# NEW PUPPY: Fidget!!



## Pareeeee (Sep 29, 2009)

Hello!!

My husband and I have bought a new puppy - we've had her about a month. Her name is Fidget and she is adorable! She was born August 7/2010. She is a Pug cross Toy Fox Terrier! 

Can you handle the cuteness?!


----------



## Pareeeee (Sep 29, 2009)

MORE pics!


----------



## luv2byte (Oct 21, 2009)

Oh man she is CUTE!


----------



## Pareeeee (Sep 29, 2009)

Thanks! I think so too


----------



## theyogachick (Aug 2, 2009)

She looks like a little boxer! Adorable. And I love the name.


----------



## Equinox (Nov 11, 2008)

Agree - just LOVE the name and that really is one CUTE puppy!!!!


----------



## Xeph (May 7, 2007)

Fidget is a FANTASTIC name! I too thought she looked like a tiny boxer xD BTW, the name Fidget makes me want to watch The Great Mouse Detective


----------



## aznVampire (Jul 20, 2010)

AWW! She kinda looks like Pocky (pug/rat terrier).


----------



## alphadoginthehouse (Jun 7, 2008)

I for one canNOT handle the cuteness. The face is to die for and I love the name. The wrinkles do it for me!


----------



## Crantastic (Feb 3, 2010)

I'm not much for pugs (although I definitely appreciate seeing well-bred, in-shape pugs), but I think pug mixes are awfully cute. I think I just personally prefer the look of a slightly longer snout. Fidget is adorable, and that's a great name!


----------



## alphadoginthehouse (Jun 7, 2008)

Crantastic said:


> I'm not much for pugs (although I definitely appreciate seeing well-bred, in-shape pugs), but I think pug mixes are awfully cute. I think I just personally prefer the look of a slightly longer snout. Fidget is adorable, and that's a great name!

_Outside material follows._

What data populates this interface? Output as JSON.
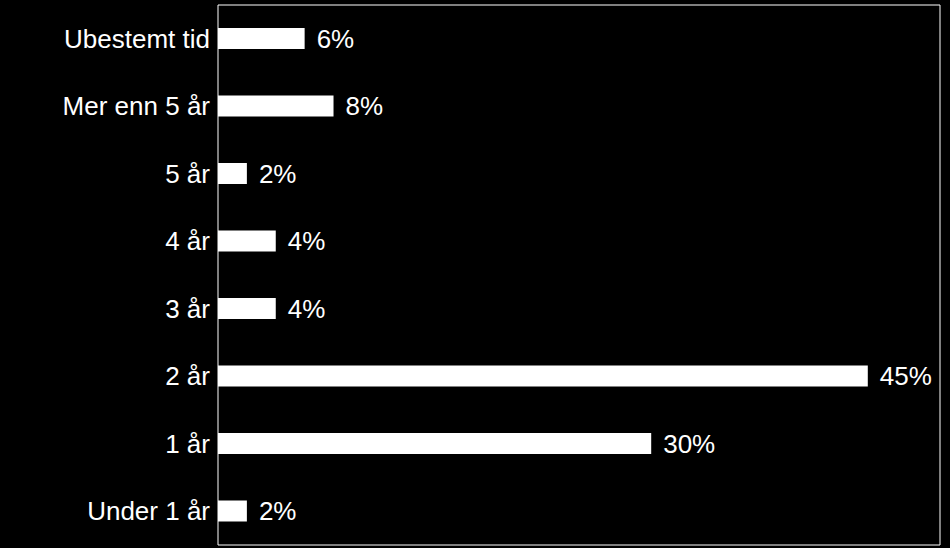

I'm with you on this one. Pug mixes are usually pretty cute...Fidget being one of them!


----------



## Pareeeee (Sep 29, 2009)

aznVampire said:


> AWW! She kinda looks like Pocky (pug/rat terrier).
> 
> View attachment 22256
> View attachment 22257
> View attachment 22258


Wow that does look like her only grown up 
Probly what she will look like when she grows up


----------



## sassafras (Jun 22, 2010)

She TOTALLY looks like a Fidget.


----------



## lil_fuzzy (Aug 16, 2010)

She's so cute I sometimes refer to my puppy as 'fidget' or 'squirmy'


----------



## Jacksons Mom (Mar 12, 2010)

*squeeeee* she is super adorable!



Crantastic said:


> I'm not much for pugs (although I definitely appreciate seeing well-bred, in-shape pugs), but I think pug mixes are awfully cute. I think I just personally prefer the look of a slightly longer snout. Fidget is adorable, and that's a great name!


I totally agree! "Puggles" (I know, I know) just about kill me with their cuteness.


----------



## alphadoginthehouse (Jun 7, 2008)

The one of her sleeping on her back is my favorite. That's the way mine sleep all the time...unless they are snuggled under a blanket.


----------